I’m The Child

The Gallup Independent, Spiritual Perspectives  June 2, 2018

I’m the Child

I’m the child of water
of two waters that came together 
but no prayer was given
for a bridge over that boiling river

I’m the child of water
of rain and snow, they melted together
but no instructions were given
for laying stepping stones through that muck

I’m the child of hail and sleet
but no prayer was offered
when the dawn came, and no
blessings were laid out, no path to follow.

And I’m the child of the blue-mirrored lake at dawn
that breathes and does not speak,
the lake that I imagine loves me
only because it has no words
and doesn’t judge.

I’m the child of laughter and sunlight
but all I remember are the wounds—

I’m the child and I rise again now
I choose to remember the light.

      There’s a way of writing that gets you to writing in short bursts—ten minutes at a time—it’s amazing what can come out in that short period. I’ve just started taking a creative writing class where I drive an hour each way to sit down for a couple hours with a small group (eight is a full class) and have a teacher, national award-winning poet Lauren Camp (laurencamp.com), tell us to write in timed bursts of ten minutes, after being given a writing prompt. At this first week’s class, she primed the well by first having us discuss a poem for half an hour and we found all sorts of things in it —things I didn’t notice even after I’d read the poem the first couple times.

It’s a really long time, that ten minutes.  When you really let yourself go. And then to write again another 10 minutes. I’m hoping this class is going to put me in touch with my wild mind, my wild writing mind. It’s a method popularized by Natalie Goldberg, a writer, teacher and Zen meditator in New Mexico who wrote a book back in 1986, “Writing Down the Bones” and another, “Wild Mind: Living the Writer’s Life.” It’s a method of writing stream of consciousness writing without judgement, without letting that inner critic zap you, and soon something comes out that you don’t even know where it came from. One of Goldberg’s popular prompts is, “I remember . . .” Another is “Looking at . . .” To write, maybe twenty minutes a day.

Listening and paying attention to what’s inside you and what’s outside you – we might actually be losing the ability to do that, to pay that kind of attention, what with all the time we spend looking at our cell phones and running around being busy all day. There’s a possibility that we may even lose the ability to have our own thoughts because we are being constantly told what we should think, apparently mostly to get us to buy something, to “like” something, to put our attention here, over here, not over there.

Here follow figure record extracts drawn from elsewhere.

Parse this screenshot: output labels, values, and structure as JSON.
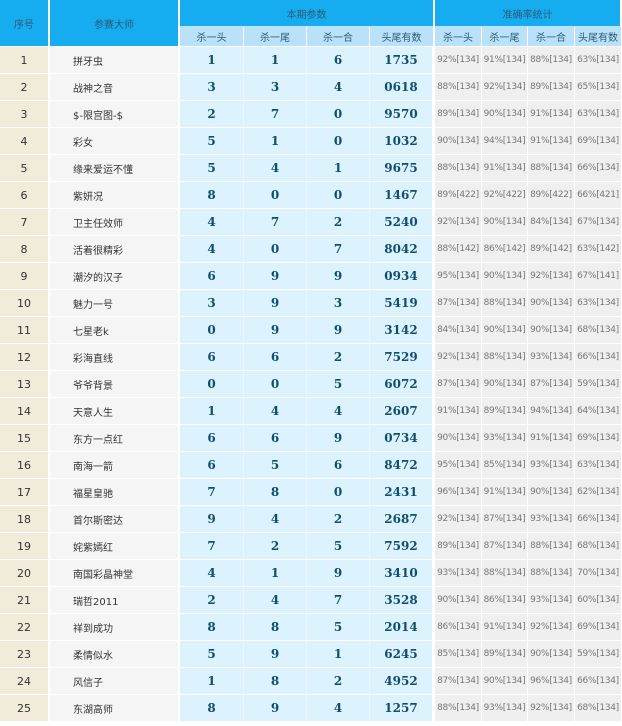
{
  "header": {
    "index": "序号",
    "master": "参赛大师",
    "current_group": "本期参数",
    "accuracy_group": "准确率统计",
    "current_cols": [
      "杀一头",
      "杀一尾",
      "杀一合",
      "头尾有数"
    ],
    "accuracy_cols": [
      "杀一头",
      "杀一尾",
      "杀一合",
      "头尾有数"
    ]
  },
  "rows": [
    {
      "no": "1",
      "name": "拼牙虫",
      "vals": [
        "1",
        "1",
        "6",
        "1735"
      ],
      "acc": [
        "92%[134]",
        "91%[134]",
        "88%[134]",
        "63%[134]"
      ]
    },
    {
      "no": "2",
      "name": "战神之音",
      "vals": [
        "3",
        "3",
        "4",
        "0618"
      ],
      "acc": [
        "88%[134]",
        "92%[134]",
        "89%[134]",
        "65%[134]"
      ]
    },
    {
      "no": "3",
      "name": "$-限宫图-$",
      "vals": [
        "2",
        "7",
        "0",
        "9570"
      ],
      "acc": [
        "89%[134]",
        "90%[134]",
        "91%[134]",
        "63%[134]"
      ]
    },
    {
      "no": "4",
      "name": "彩女",
      "vals": [
        "5",
        "1",
        "0",
        "1032"
      ],
      "acc": [
        "90%[134]",
        "94%[134]",
        "91%[134]",
        "69%[134]"
      ]
    },
    {
      "no": "5",
      "name": "缘来爱运不懂",
      "vals": [
        "5",
        "4",
        "1",
        "9675"
      ],
      "acc": [
        "88%[134]",
        "91%[134]",
        "88%[134]",
        "66%[134]"
      ]
    },
    {
      "no": "6",
      "name": "紫妍况",
      "vals": [
        "8",
        "0",
        "0",
        "1467"
      ],
      "acc": [
        "89%[422]",
        "92%[422]",
        "89%[422]",
        "66%[421]"
      ]
    },
    {
      "no": "7",
      "name": "卫主任效师",
      "vals": [
        "4",
        "7",
        "2",
        "5240"
      ],
      "acc": [
        "92%[134]",
        "90%[134]",
        "84%[134]",
        "67%[134]"
      ]
    },
    {
      "no": "8",
      "name": "活着很精彩",
      "vals": [
        "4",
        "0",
        "7",
        "8042"
      ],
      "acc": [
        "88%[142]",
        "86%[142]",
        "89%[142]",
        "63%[142]"
      ]
    },
    {
      "no": "9",
      "name": "潮汐的汉子",
      "vals": [
        "6",
        "9",
        "9",
        "0934"
      ],
      "acc": [
        "95%[134]",
        "90%[134]",
        "92%[134]",
        "67%[141]"
      ]
    },
    {
      "no": "10",
      "name": "魅力一号",
      "vals": [
        "3",
        "9",
        "3",
        "5419"
      ],
      "acc": [
        "87%[134]",
        "88%[134]",
        "90%[134]",
        "63%[134]"
      ]
    },
    {
      "no": "11",
      "name": "七星老k",
      "vals": [
        "0",
        "9",
        "9",
        "3142"
      ],
      "acc": [
        "84%[134]",
        "90%[134]",
        "90%[134]",
        "68%[134]"
      ]
    },
    {
      "no": "12",
      "name": "彩海直线",
      "vals": [
        "6",
        "6",
        "2",
        "7529"
      ],
      "acc": [
        "92%[134]",
        "88%[134]",
        "93%[134]",
        "66%[134]"
      ]
    },
    {
      "no": "13",
      "name": "爷爷背景",
      "vals": [
        "0",
        "0",
        "5",
        "6072"
      ],
      "acc": [
        "87%[134]",
        "90%[134]",
        "87%[134]",
        "59%[134]"
      ]
    },
    {
      "no": "14",
      "name": "天意人生",
      "vals": [
        "1",
        "4",
        "4",
        "2607"
      ],
      "acc": [
        "91%[134]",
        "89%[134]",
        "94%[134]",
        "64%[134]"
      ]
    },
    {
      "no": "15",
      "name": "东方一点红",
      "vals": [
        "6",
        "6",
        "9",
        "0734"
      ],
      "acc": [
        "90%[134]",
        "93%[134]",
        "91%[134]",
        "69%[134]"
      ]
    },
    {
      "no": "16",
      "name": "南海一箭",
      "vals": [
        "6",
        "5",
        "6",
        "8472"
      ],
      "acc": [
        "95%[134]",
        "85%[134]",
        "93%[134]",
        "63%[134]"
      ]
    },
    {
      "no": "17",
      "name": "福星皇驰",
      "vals": [
        "7",
        "8",
        "0",
        "2431"
      ],
      "acc": [
        "96%[134]",
        "91%[134]",
        "90%[134]",
        "62%[134]"
      ]
    },
    {
      "no": "18",
      "name": "首尔斯密达",
      "vals": [
        "9",
        "4",
        "2",
        "2687"
      ],
      "acc": [
        "92%[134]",
        "87%[134]",
        "93%[134]",
        "66%[134]"
      ]
    },
    {
      "no": "19",
      "name": "姹紫嫣红",
      "vals": [
        "7",
        "2",
        "5",
        "7592"
      ],
      "acc": [
        "89%[134]",
        "87%[134]",
        "88%[134]",
        "68%[134]"
      ]
    },
    {
      "no": "20",
      "name": "南国彩晶神堂",
      "vals": [
        "4",
        "1",
        "9",
        "3410"
      ],
      "acc": [
        "93%[134]",
        "88%[134]",
        "88%[134]",
        "70%[134]"
      ]
    },
    {
      "no": "21",
      "name": "瑞哲2011",
      "vals": [
        "2",
        "4",
        "7",
        "3528"
      ],
      "acc": [
        "90%[134]",
        "86%[134]",
        "93%[134]",
        "60%[134]"
      ]
    },
    {
      "no": "22",
      "name": "祥到成功",
      "vals": [
        "8",
        "8",
        "5",
        "2014"
      ],
      "acc": [
        "86%[134]",
        "91%[134]",
        "92%[134]",
        "69%[134]"
      ]
    },
    {
      "no": "23",
      "name": "柔情似水",
      "vals": [
        "5",
        "9",
        "1",
        "6245"
      ],
      "acc": [
        "85%[134]",
        "89%[134]",
        "90%[134]",
        "59%[134]"
      ]
    },
    {
      "no": "24",
      "name": "风信子",
      "vals": [
        "1",
        "8",
        "2",
        "4952"
      ],
      "acc": [
        "87%[134]",
        "90%[134]",
        "96%[134]",
        "66%[134]"
      ]
    },
    {
      "no": "25",
      "name": "东湖高师",
      "vals": [
        "8",
        "9",
        "4",
        "1257"
      ],
      "acc": [
        "88%[134]",
        "93%[134]",
        "92%[134]",
        "68%[134]"
      ]
    }
  ]
}
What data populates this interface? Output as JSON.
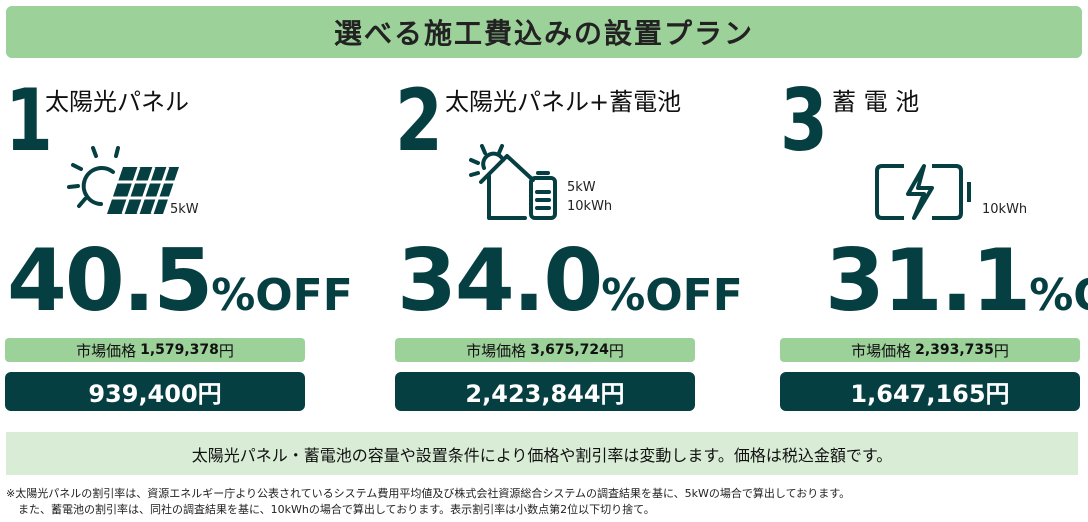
{
  "header": {
    "title": "選べる施工費込みの設置プラン"
  },
  "plans": [
    {
      "number": "1",
      "title": "太陽光パネル",
      "icon": "solar-panel-icon",
      "capacity": [
        "5kW"
      ],
      "discount": "40.5",
      "discount_unit": "%OFF",
      "market_label": "市場価格",
      "market_price": "1,579,378",
      "yen": "円",
      "price": "939,400円"
    },
    {
      "number": "2",
      "title": "太陽光パネル+蓄電池",
      "icon": "house-battery-icon",
      "capacity": [
        "5kW",
        "10kWh"
      ],
      "discount": "34.0",
      "discount_unit": "%OFF",
      "market_label": "市場価格",
      "market_price": "3,675,724",
      "yen": "円",
      "price": "2,423,844円"
    },
    {
      "number": "3",
      "title": "蓄 電 池",
      "icon": "battery-charging-icon",
      "capacity": [
        "10kWh"
      ],
      "discount": "31.1",
      "discount_unit": "%OFF",
      "market_label": "市場価格",
      "market_price": "2,393,735",
      "yen": "円",
      "price": "1,647,165円"
    }
  ],
  "note": "太陽光パネル・蓄電池の容量や設置条件により価格や割引率は変動します。価格は税込金額です。",
  "footnotes": [
    "※太陽光パネルの割引率は、資源エネルギー庁より公表されているシステム費用平均値及び株式会社資源総合システムの調査結果を基に、5kWの場合で算出しております。",
    "また、蓄電池の割引率は、同社の調査結果を基に、10kWhの場合で算出しております。表示割引率は小数点第2位以下切り捨て。"
  ],
  "colors": {
    "accent": "#9dd19a",
    "dark": "#063f42",
    "note_bg": "#d9ecd6"
  }
}
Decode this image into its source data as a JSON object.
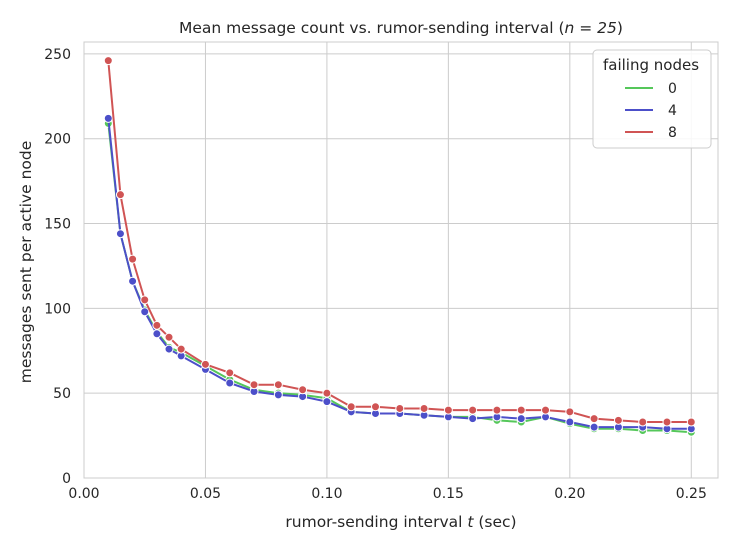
{
  "chart_data": {
    "type": "line",
    "title_prefix": "Mean message count vs. rumor-sending interval (",
    "title_math": "n = 25",
    "title_suffix": ")",
    "xlabel_prefix": "rumor-sending interval ",
    "xlabel_math": "t",
    "xlabel_suffix": " (sec)",
    "ylabel": "messages sent per active node",
    "xlim": [
      0.0,
      0.261
    ],
    "ylim": [
      0,
      257
    ],
    "xticks": [
      0.0,
      0.05,
      0.1,
      0.15,
      0.2,
      0.25
    ],
    "xtick_labels": [
      "0.00",
      "0.05",
      "0.10",
      "0.15",
      "0.20",
      "0.25"
    ],
    "yticks": [
      0,
      50,
      100,
      150,
      200,
      250
    ],
    "ytick_labels": [
      "0",
      "50",
      "100",
      "150",
      "200",
      "250"
    ],
    "grid": true,
    "legend": {
      "title": "failing nodes",
      "placement": "top-right"
    },
    "x": [
      0.01,
      0.015,
      0.02,
      0.025,
      0.03,
      0.035,
      0.04,
      0.05,
      0.06,
      0.07,
      0.08,
      0.09,
      0.1,
      0.11,
      0.12,
      0.13,
      0.14,
      0.15,
      0.16,
      0.17,
      0.18,
      0.19,
      0.2,
      0.21,
      0.22,
      0.23,
      0.24,
      0.25
    ],
    "series": [
      {
        "name": "0",
        "color": "#55c75a",
        "values": [
          209,
          144,
          116,
          99,
          86,
          77,
          74,
          66,
          58,
          52,
          50,
          49,
          47,
          39,
          38,
          38,
          37,
          36,
          36,
          34,
          33,
          36,
          32,
          29,
          29,
          28,
          28,
          27
        ]
      },
      {
        "name": "4",
        "color": "#4c4fc9",
        "values": [
          212,
          144,
          116,
          98,
          85,
          76,
          72,
          64,
          56,
          51,
          49,
          48,
          45,
          39,
          38,
          38,
          37,
          36,
          35,
          36,
          35,
          36,
          33,
          30,
          30,
          30,
          29,
          29
        ]
      },
      {
        "name": "8",
        "color": "#d05454",
        "values": [
          246,
          167,
          129,
          105,
          90,
          83,
          76,
          67,
          62,
          55,
          55,
          52,
          50,
          42,
          42,
          41,
          41,
          40,
          40,
          40,
          40,
          40,
          39,
          35,
          34,
          33,
          33,
          33
        ]
      }
    ]
  }
}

I was assured this is not entirely my imagination—why I should be having so much trouble concentrating that I should have to drive an hour to take a class to write for ten minutes—by a book that came out this week by the winner of the $100,000 Nine Dots Prize. When news about this fabulous contest first began circulating  a few years ago it was almost impossible not to look into it. Hungry writers everywhere read, “The Nine Dots Prize is a new prize for creative thinking that tackles contemporary societal issues. Entrants are asked to respond to a question in 3,000 words, with the winner receiving US$100,000 to write a short book expanding on their ideas.” And the inaugural Nine Dots Prize question? It was: “Are digital technologies making politics impossible?”

The winner, who formerly worked at Google on advertising products and tools, and now studies their ethical implications, wrote a short book “Stand Out of Our Light: Freedom and Persuasion in the Attention Economy” that basically points out that digital media is rigged to grab our attention and not let go, and that it is our duty, if we wish to remain independent humans, to gain control over where we direct our attention.

  So, what did I write in Lauren’s class? I felt an intense concentration. It was real quality time with myself. I don’t know that what I wrote this first class was so great, but the man sitting next to me said he was moved by it. So with a little trepidation, I’ll share a bit of what I wrote in response to the first prompt. And it unintentionally caught some flavor of that idea of directing our attention; that when we start to feel weighed down by the stones of our past, we can choose to look towards the spirit. Lauren told us to start writing, with the simple words, “I’m the child of . . .”

#

Diane Joy Schmidt is a writer and photographer who was raised in the traditions of Reform Judaism and is an admirer of all things spiritually resonant.